Paragraph 7 demurs to and moves to strike that part of paragraph 3 which reads as follows: "Charles N. McCoy is vice-president of defendant Douglas Motor Sales, Inc." because it is alleged that this is irrelevant and prejudicial and that it has no connection with the ultimate facts involved. The trial court overruled this demurrer and we think properly so because the other pleadings are clear and no one was handed by this phraseology.
Under the record before us we find no reversible error in any of the rulings of the trial court.
ON MOTION FOR REHEARING.
We have read the motion for rehearing carefully. In our original opinion we did not think it necessary to labor through the pleadings to the extent of pointing out, paragraph by paragraph, the motion to quash the process which referred to the amendment filed by the plaintiff on July 18, 1959. It would have been necessary to go into the amendment paragraph by paragraph.

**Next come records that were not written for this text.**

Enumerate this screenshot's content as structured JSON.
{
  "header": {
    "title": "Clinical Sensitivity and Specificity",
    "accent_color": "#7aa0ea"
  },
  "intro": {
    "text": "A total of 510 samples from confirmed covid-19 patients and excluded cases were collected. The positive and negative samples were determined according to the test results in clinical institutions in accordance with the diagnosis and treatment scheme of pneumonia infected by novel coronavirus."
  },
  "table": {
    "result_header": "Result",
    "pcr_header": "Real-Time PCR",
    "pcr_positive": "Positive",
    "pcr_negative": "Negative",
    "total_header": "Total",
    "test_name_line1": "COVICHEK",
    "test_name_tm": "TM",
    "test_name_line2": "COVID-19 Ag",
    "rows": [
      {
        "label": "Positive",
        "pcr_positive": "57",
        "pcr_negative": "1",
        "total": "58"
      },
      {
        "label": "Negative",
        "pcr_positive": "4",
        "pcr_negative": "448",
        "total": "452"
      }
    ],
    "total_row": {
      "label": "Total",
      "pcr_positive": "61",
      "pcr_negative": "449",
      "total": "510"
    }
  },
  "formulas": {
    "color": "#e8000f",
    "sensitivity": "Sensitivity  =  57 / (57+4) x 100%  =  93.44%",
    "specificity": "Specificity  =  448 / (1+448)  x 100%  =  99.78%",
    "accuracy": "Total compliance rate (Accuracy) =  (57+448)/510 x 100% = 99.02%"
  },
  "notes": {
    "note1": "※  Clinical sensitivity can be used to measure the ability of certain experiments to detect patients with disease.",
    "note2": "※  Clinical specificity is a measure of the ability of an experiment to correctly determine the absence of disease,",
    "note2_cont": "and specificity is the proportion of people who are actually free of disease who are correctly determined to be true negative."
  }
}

Actually, according to our minds, the amendment contains, as pointed out, an objection to the alleged addition of the word, "Inc." in paragraph 1, and generally otherwise the motion to quash is predicated on the allegation that the process of July 20, 1959, is null and void. We have reread the opinion as it was written and we do believe that we have sufficiently covered each point to which objection is made and we have nothing to add at this point except to deny the motion for rehearing and adhere to our judgment of April 28, 1960.

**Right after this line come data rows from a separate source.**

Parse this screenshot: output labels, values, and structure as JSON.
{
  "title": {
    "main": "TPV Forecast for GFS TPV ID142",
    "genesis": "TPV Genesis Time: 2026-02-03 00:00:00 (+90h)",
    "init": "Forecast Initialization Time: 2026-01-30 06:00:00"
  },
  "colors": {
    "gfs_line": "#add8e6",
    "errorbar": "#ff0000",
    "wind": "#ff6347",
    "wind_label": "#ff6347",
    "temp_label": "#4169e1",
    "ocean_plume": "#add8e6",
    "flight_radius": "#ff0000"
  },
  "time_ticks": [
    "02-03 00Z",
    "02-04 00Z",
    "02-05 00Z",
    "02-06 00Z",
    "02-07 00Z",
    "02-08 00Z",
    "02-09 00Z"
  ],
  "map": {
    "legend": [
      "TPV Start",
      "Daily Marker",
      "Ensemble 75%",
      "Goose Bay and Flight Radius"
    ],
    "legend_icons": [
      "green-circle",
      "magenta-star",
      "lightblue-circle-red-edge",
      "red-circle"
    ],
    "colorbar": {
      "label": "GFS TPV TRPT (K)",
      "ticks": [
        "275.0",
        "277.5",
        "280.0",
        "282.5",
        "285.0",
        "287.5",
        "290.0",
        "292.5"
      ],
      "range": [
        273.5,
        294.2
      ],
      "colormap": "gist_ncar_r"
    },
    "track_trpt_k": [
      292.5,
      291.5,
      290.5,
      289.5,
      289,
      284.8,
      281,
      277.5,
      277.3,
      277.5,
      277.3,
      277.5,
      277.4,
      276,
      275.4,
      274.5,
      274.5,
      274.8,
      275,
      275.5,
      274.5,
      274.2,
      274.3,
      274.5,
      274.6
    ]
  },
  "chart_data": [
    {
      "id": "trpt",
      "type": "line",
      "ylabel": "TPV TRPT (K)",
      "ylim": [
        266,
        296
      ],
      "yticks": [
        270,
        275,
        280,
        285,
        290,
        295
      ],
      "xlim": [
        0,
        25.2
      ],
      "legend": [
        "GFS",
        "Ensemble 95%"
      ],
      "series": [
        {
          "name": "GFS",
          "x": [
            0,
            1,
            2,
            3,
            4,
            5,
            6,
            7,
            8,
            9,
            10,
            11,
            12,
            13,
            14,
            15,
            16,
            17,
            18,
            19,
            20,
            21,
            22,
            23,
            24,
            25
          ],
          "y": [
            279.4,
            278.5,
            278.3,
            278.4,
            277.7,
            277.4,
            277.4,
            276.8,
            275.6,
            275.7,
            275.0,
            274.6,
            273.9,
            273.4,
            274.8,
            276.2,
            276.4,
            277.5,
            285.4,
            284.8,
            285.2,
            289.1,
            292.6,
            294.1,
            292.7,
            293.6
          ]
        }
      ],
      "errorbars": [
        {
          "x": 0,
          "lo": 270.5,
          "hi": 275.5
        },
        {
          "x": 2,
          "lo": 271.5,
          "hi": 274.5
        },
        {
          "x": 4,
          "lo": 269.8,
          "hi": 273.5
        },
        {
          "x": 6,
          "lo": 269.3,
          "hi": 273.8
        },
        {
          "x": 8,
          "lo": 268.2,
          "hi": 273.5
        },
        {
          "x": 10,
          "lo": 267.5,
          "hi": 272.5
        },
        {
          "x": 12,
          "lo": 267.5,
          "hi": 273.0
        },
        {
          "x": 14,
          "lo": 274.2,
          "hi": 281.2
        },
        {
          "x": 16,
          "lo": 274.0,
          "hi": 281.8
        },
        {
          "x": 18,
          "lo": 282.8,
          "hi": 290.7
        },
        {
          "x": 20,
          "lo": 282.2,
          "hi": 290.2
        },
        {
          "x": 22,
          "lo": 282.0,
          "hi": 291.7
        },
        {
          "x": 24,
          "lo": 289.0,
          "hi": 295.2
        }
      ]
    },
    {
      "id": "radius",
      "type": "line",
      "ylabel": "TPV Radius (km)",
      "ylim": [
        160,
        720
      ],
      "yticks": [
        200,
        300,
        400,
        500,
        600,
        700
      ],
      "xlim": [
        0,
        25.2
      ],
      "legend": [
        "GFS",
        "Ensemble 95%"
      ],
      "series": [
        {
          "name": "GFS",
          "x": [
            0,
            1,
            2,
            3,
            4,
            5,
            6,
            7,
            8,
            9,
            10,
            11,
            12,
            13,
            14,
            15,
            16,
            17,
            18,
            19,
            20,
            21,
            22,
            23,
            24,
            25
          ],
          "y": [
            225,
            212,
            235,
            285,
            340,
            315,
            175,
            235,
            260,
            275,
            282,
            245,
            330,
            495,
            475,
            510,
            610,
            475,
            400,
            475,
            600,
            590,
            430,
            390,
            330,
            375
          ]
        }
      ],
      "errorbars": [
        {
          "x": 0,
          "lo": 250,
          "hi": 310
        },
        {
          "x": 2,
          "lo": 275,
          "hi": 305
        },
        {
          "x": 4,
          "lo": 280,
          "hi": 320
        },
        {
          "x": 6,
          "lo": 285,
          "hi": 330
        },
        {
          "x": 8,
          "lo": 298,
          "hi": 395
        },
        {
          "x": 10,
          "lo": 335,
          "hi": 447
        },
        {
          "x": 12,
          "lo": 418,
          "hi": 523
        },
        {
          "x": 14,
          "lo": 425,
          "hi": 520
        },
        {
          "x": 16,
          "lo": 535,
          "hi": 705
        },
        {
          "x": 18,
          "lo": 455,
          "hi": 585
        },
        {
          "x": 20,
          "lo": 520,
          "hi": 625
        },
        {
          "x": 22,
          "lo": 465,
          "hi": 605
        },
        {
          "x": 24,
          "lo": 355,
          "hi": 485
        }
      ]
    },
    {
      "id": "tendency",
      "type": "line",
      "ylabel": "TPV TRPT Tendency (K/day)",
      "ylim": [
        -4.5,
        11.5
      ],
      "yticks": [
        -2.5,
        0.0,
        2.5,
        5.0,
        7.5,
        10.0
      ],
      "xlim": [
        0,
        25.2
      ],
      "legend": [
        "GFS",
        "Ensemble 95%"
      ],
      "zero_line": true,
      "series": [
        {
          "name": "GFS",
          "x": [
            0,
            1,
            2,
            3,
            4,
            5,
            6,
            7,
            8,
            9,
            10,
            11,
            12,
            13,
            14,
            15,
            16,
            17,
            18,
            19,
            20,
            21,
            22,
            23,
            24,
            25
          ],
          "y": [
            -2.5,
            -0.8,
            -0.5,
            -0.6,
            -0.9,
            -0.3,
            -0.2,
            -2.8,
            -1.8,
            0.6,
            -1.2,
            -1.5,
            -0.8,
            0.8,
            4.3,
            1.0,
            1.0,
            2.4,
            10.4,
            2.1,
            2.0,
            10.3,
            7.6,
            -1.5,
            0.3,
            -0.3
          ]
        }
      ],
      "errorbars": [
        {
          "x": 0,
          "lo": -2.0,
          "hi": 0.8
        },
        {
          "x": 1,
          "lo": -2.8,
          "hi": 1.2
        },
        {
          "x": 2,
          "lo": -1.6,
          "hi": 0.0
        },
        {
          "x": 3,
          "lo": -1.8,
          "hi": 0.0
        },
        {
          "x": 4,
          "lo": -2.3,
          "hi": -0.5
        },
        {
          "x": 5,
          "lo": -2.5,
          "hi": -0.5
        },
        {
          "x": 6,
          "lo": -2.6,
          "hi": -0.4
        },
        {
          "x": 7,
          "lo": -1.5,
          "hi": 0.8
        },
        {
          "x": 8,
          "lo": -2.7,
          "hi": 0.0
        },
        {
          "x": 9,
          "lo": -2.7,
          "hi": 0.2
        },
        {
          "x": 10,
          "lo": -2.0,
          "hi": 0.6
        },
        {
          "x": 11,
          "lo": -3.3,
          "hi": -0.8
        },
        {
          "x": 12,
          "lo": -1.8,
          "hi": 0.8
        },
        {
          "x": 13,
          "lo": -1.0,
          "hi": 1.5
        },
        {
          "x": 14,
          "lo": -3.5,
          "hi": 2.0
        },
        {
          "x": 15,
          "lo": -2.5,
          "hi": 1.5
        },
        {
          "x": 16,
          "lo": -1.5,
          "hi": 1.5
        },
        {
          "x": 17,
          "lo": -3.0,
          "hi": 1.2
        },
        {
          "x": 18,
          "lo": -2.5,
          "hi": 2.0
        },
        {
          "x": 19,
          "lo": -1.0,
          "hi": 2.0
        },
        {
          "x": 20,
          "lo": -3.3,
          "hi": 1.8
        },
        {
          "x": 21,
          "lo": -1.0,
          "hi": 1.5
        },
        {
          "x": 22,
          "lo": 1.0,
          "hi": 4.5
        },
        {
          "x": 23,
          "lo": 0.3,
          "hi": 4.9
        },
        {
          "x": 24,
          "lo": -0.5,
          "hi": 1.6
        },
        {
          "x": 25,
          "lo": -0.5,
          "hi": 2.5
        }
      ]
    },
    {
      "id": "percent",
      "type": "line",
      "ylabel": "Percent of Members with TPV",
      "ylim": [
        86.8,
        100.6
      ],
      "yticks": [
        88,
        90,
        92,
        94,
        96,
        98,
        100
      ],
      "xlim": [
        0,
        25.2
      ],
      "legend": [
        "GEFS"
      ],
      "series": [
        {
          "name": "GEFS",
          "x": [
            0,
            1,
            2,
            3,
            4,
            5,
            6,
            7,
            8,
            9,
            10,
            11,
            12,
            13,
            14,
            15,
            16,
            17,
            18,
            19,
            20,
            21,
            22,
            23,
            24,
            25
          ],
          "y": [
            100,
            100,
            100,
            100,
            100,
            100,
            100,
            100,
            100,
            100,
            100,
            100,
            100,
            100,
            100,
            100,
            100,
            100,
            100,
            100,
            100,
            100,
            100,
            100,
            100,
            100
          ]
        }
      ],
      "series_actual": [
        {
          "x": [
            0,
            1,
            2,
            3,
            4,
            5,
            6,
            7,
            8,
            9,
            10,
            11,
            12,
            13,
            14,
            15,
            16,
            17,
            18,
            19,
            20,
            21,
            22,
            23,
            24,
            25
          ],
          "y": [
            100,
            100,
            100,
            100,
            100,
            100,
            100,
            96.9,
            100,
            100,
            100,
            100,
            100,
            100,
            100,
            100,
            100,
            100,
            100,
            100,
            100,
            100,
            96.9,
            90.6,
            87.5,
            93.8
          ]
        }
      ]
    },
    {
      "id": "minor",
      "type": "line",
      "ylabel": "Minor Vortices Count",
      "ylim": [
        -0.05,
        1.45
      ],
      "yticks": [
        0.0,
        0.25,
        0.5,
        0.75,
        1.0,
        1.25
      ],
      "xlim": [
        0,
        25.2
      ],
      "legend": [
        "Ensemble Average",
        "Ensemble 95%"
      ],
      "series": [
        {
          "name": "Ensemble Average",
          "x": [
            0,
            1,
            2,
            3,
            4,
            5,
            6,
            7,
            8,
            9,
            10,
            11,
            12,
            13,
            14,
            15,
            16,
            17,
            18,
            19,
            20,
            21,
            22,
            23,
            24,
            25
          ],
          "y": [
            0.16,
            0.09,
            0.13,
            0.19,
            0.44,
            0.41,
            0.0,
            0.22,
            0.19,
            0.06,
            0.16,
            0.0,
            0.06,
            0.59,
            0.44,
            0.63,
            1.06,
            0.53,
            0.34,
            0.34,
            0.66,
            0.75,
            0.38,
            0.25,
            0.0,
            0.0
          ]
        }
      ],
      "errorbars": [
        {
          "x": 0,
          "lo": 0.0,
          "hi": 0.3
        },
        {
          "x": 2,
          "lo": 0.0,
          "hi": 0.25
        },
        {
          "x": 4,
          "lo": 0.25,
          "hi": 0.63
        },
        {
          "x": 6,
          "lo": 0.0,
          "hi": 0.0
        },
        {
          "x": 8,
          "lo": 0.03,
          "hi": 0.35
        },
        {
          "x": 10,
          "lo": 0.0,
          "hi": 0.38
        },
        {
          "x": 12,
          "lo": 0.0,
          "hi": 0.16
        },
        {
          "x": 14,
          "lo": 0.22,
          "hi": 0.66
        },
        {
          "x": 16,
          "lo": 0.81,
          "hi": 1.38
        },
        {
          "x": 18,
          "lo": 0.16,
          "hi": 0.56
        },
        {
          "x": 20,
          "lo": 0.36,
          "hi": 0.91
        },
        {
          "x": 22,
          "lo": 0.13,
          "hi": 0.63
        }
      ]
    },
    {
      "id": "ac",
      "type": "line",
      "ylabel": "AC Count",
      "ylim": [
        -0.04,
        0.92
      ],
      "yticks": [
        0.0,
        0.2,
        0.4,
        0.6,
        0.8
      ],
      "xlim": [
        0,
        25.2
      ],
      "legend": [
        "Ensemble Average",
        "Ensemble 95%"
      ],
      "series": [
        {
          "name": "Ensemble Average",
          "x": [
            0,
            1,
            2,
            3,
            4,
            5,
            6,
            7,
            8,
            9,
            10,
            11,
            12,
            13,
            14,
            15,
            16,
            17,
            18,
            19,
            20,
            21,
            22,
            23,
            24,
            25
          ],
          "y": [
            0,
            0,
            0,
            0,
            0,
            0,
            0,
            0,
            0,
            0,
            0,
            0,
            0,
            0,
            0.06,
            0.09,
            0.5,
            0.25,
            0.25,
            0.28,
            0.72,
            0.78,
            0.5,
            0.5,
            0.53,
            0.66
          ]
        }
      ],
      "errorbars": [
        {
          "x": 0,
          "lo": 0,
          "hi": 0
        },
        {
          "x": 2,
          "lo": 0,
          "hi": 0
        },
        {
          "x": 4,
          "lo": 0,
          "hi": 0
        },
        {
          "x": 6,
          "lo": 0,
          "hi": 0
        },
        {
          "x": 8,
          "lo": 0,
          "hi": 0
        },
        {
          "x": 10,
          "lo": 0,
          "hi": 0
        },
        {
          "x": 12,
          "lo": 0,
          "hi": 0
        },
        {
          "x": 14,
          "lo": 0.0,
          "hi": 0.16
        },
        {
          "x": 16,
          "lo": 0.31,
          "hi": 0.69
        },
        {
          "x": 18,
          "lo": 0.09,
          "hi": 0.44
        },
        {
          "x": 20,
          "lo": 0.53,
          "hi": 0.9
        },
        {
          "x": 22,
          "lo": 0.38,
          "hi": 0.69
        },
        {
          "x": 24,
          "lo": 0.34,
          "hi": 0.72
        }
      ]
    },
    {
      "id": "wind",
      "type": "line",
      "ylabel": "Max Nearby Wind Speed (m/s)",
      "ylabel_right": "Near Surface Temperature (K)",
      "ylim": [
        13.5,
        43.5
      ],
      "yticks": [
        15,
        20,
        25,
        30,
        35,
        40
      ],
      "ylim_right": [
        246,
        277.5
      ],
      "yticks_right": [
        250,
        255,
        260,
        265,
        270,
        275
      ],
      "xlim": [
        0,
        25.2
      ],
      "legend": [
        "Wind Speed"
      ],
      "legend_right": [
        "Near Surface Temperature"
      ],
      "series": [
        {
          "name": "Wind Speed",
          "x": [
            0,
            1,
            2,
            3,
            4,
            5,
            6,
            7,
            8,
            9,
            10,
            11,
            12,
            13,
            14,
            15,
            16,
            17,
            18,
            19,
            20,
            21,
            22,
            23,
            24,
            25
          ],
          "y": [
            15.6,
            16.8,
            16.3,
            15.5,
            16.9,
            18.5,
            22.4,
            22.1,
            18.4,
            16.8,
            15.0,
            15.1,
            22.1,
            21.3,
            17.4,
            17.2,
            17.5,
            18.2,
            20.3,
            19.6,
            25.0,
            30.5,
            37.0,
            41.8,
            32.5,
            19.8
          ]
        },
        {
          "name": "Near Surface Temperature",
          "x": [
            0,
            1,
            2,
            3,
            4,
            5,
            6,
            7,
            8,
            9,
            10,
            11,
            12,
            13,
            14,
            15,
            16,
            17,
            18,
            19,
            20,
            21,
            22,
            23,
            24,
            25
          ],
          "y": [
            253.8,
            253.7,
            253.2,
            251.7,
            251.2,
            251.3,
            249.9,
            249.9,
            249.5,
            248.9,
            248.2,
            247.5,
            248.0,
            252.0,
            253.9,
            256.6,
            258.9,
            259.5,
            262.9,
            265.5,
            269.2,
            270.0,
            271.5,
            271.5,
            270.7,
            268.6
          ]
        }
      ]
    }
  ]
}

TOWNSEND, Judge, concurring specially on rehearing.
I concur with the judgment of affirmance, but not with what is said in the motion to rehear nor with the first sentence of the majority opinion. As I pointed out in the first instance, the amendment to the petition in question did not add the word "Inc." to the plaintiff's name, but deleted the superfluous words "of Cy Owens." And while I agree with counsel for the movant that a new party may conceivably be added by deletion as well as addition of material, I find that was not the case here for the reason that the petition and process, at the time they were served upon the defendant designated that defendant as "Cy Owens, Inc.," and it is my position that where the wording of the original petition is such as to suggest a typographical error, and that error is corrected prior to service of process, the petition in the form in which process,and service are made will alone be considered in considering who are the parties to the case.